January 15, 2006 8:42 AM  
Blogger Hey Skipper said...

Bret:

No doubt. IIRC, Western Europe has about 330 million people in an area about 2/3 that of the US.

Never mind Japan, which has more than a third of the US population in an area roughly the size of CA.

Before ignoring how much is too mountainous to be practically habitable.

Clearly, there is a lot more going on than simplistic culture/religious analyses include.

January 15, 2006 2:10 PM  
Blogger David said...

Peter and I have joked about this before, but if you can't spare 20 minutes a week to have sex, no amount of incentives are going to get you to actually have kids.

I wonder if the ever shortening Y chromosome hasn't caught up with the Japanese.

January 15, 2006 3:24 PM  
Blogger Harry Eagar said...

Japanese sexual mores are very unlike ours.

And slow to change, I think.

The young lady whose desk adjoins mine told me that she would never put up with the behavior that her mother's generation did, and she's fourth-generation Japanese-American.

On the other hand, you can stand on the sidewalk on Front Street and watch the Japanese (from Japan) honeymooners, and it's really a pathetic show: they don't know each other and are trying to figure out if they have anything at all in common.

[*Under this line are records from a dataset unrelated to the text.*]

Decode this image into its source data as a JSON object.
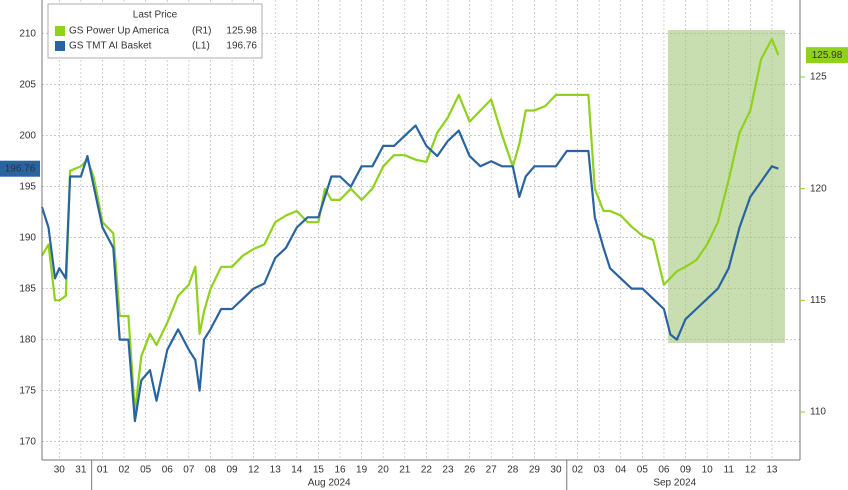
{
  "chart_data": {
    "type": "line",
    "legend_title": "Last Price",
    "x": [
      -0.8,
      -0.5,
      -0.2,
      0,
      0.3,
      0.5,
      1,
      1.3,
      1.6,
      2,
      2.5,
      2.8,
      3.2,
      3.5,
      3.8,
      4.2,
      4.5,
      5,
      5.5,
      6,
      6.3,
      6.5,
      6.7,
      7,
      7.5,
      8,
      8.5,
      9,
      9.5,
      10,
      10.5,
      11,
      11.5,
      12,
      12.3,
      12.6,
      13,
      13.5,
      14,
      14.5,
      15,
      15.5,
      16,
      16.5,
      17,
      17.5,
      18,
      18.5,
      19,
      19.5,
      20,
      20.5,
      21,
      21.3,
      21.6,
      22,
      22.5,
      23,
      23.5,
      24,
      24.5,
      24.8,
      25.2,
      25.5,
      26,
      26.5,
      27,
      27.5,
      28,
      28.3,
      28.6,
      29,
      29.5,
      30,
      30.5,
      31,
      31.5,
      32,
      32.5,
      33,
      33.3
    ],
    "series": [
      {
        "name": "GS Power Up America",
        "axis_tag": "(R1)",
        "axis": "y2",
        "color": "#8fd11b",
        "values": [
          117,
          117.5,
          115,
          115,
          115.2,
          120.8,
          121,
          121.3,
          120.5,
          118.5,
          118,
          114.3,
          114.3,
          110,
          112.5,
          113.5,
          113,
          114,
          115.2,
          115.7,
          116.5,
          113.5,
          114.5,
          115.5,
          116.5,
          116.5,
          117,
          117.3,
          117.5,
          118.5,
          118.8,
          119,
          118.5,
          118.5,
          120,
          119.5,
          119.5,
          120,
          119.5,
          120,
          121,
          121.5,
          121.5,
          121.3,
          121.2,
          122.5,
          123.2,
          124.2,
          123,
          123.5,
          124,
          122.4,
          121,
          122,
          123.5,
          123.5,
          123.7,
          124.2,
          124.2,
          124.2,
          124.2,
          120,
          119,
          119,
          118.8,
          118.3,
          117.9,
          117.7,
          115.7,
          116,
          116.3,
          116.5,
          116.8,
          117.5,
          118.5,
          120.4,
          122.5,
          123.5,
          125.8,
          126.7,
          125.98
        ]
      },
      {
        "name": "GS TMT AI Basket",
        "axis_tag": "(L1)",
        "axis": "y",
        "color": "#2a64a0",
        "values": [
          193,
          191,
          186,
          187,
          186,
          196,
          196,
          198,
          195,
          191,
          189,
          180,
          180,
          172,
          176,
          177,
          174,
          179,
          181,
          179,
          178,
          175,
          180,
          181,
          183,
          183,
          184,
          185,
          185.5,
          188,
          189,
          191,
          192,
          192,
          194,
          196,
          196,
          195,
          197,
          197,
          199,
          199,
          200,
          201,
          199,
          198,
          199.5,
          200.5,
          198,
          197,
          197.5,
          197,
          197,
          194,
          196,
          197,
          197,
          197,
          198.5,
          198.5,
          198.5,
          192,
          189,
          187,
          186,
          185,
          185,
          184,
          183,
          180.5,
          180,
          182,
          183,
          184,
          185,
          187,
          191,
          194,
          195.5,
          197,
          196.76
        ]
      }
    ],
    "xlim": [
      -0.8,
      34.3
    ],
    "xticks": [
      {
        "value": 0,
        "label": "30"
      },
      {
        "value": 1,
        "label": "31"
      },
      {
        "value": 2,
        "label": "01"
      },
      {
        "value": 3,
        "label": "02"
      },
      {
        "value": 4,
        "label": "05"
      },
      {
        "value": 5,
        "label": "06"
      },
      {
        "value": 6,
        "label": "07"
      },
      {
        "value": 7,
        "label": "08"
      },
      {
        "value": 8,
        "label": "09"
      },
      {
        "value": 9,
        "label": "12"
      },
      {
        "value": 10,
        "label": "13"
      },
      {
        "value": 11,
        "label": "14"
      },
      {
        "value": 12,
        "label": "15"
      },
      {
        "value": 13,
        "label": "16"
      },
      {
        "value": 14,
        "label": "19"
      },
      {
        "value": 15,
        "label": "20"
      },
      {
        "value": 16,
        "label": "21"
      },
      {
        "value": 17,
        "label": "22"
      },
      {
        "value": 18,
        "label": "23"
      },
      {
        "value": 19,
        "label": "26"
      },
      {
        "value": 20,
        "label": "27"
      },
      {
        "value": 21,
        "label": "28"
      },
      {
        "value": 22,
        "label": "29"
      },
      {
        "value": 23,
        "label": "30"
      },
      {
        "value": 24,
        "label": "02"
      },
      {
        "value": 25,
        "label": "03"
      },
      {
        "value": 26,
        "label": "04"
      },
      {
        "value": 27,
        "label": "05"
      },
      {
        "value": 28,
        "label": "06"
      },
      {
        "value": 29,
        "label": "09"
      },
      {
        "value": 30,
        "label": "10"
      },
      {
        "value": 31,
        "label": "11"
      },
      {
        "value": 32,
        "label": "12"
      },
      {
        "value": 33,
        "label": "13"
      }
    ],
    "x_groups": [
      {
        "label": "Aug 2024",
        "from": 2,
        "to": 23
      },
      {
        "label": "Sep 2024",
        "from": 24,
        "to": 33
      }
    ],
    "ylim": [
      168.2,
      213.3
    ],
    "yticks": [
      170,
      175,
      180,
      185,
      190,
      195,
      200,
      205,
      210
    ],
    "y2lim": [
      107.85,
      128.45
    ],
    "y2ticks": [
      110,
      115,
      120,
      125
    ],
    "grid": true
  }
}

January 15, 2006 5:04 PM  
Blogger Brit said...

I can't say that I find Duck's 'historical emasculation' theory convincing. To attribute to WWII a general refusal to engage in, as David says, a 20 minute bunk-up once in a while seems to be stretching things.

Strikes me that if this is a trend, it's probably much more to do with the way the current Japanese population lives and finds partners and views sexuality. All that love hotel and manga schoolgirl stuff - to me, the Japanese attitide to sex is so alien that they may as well be martians.

January 16, 2006 1:20 AM  
Blogger Brit said...

If I was some sort of tacky Carry-On style comedian I might add: "Twenty minutes? That's what - ten times a week? Superhuman!"

But I'm not so I won't.

January 16, 2006 4:16 AM  
Blogger David said...

Peter: It's a commandment.

Brit: How's that possible? Just getting into costume takes 10 minutes.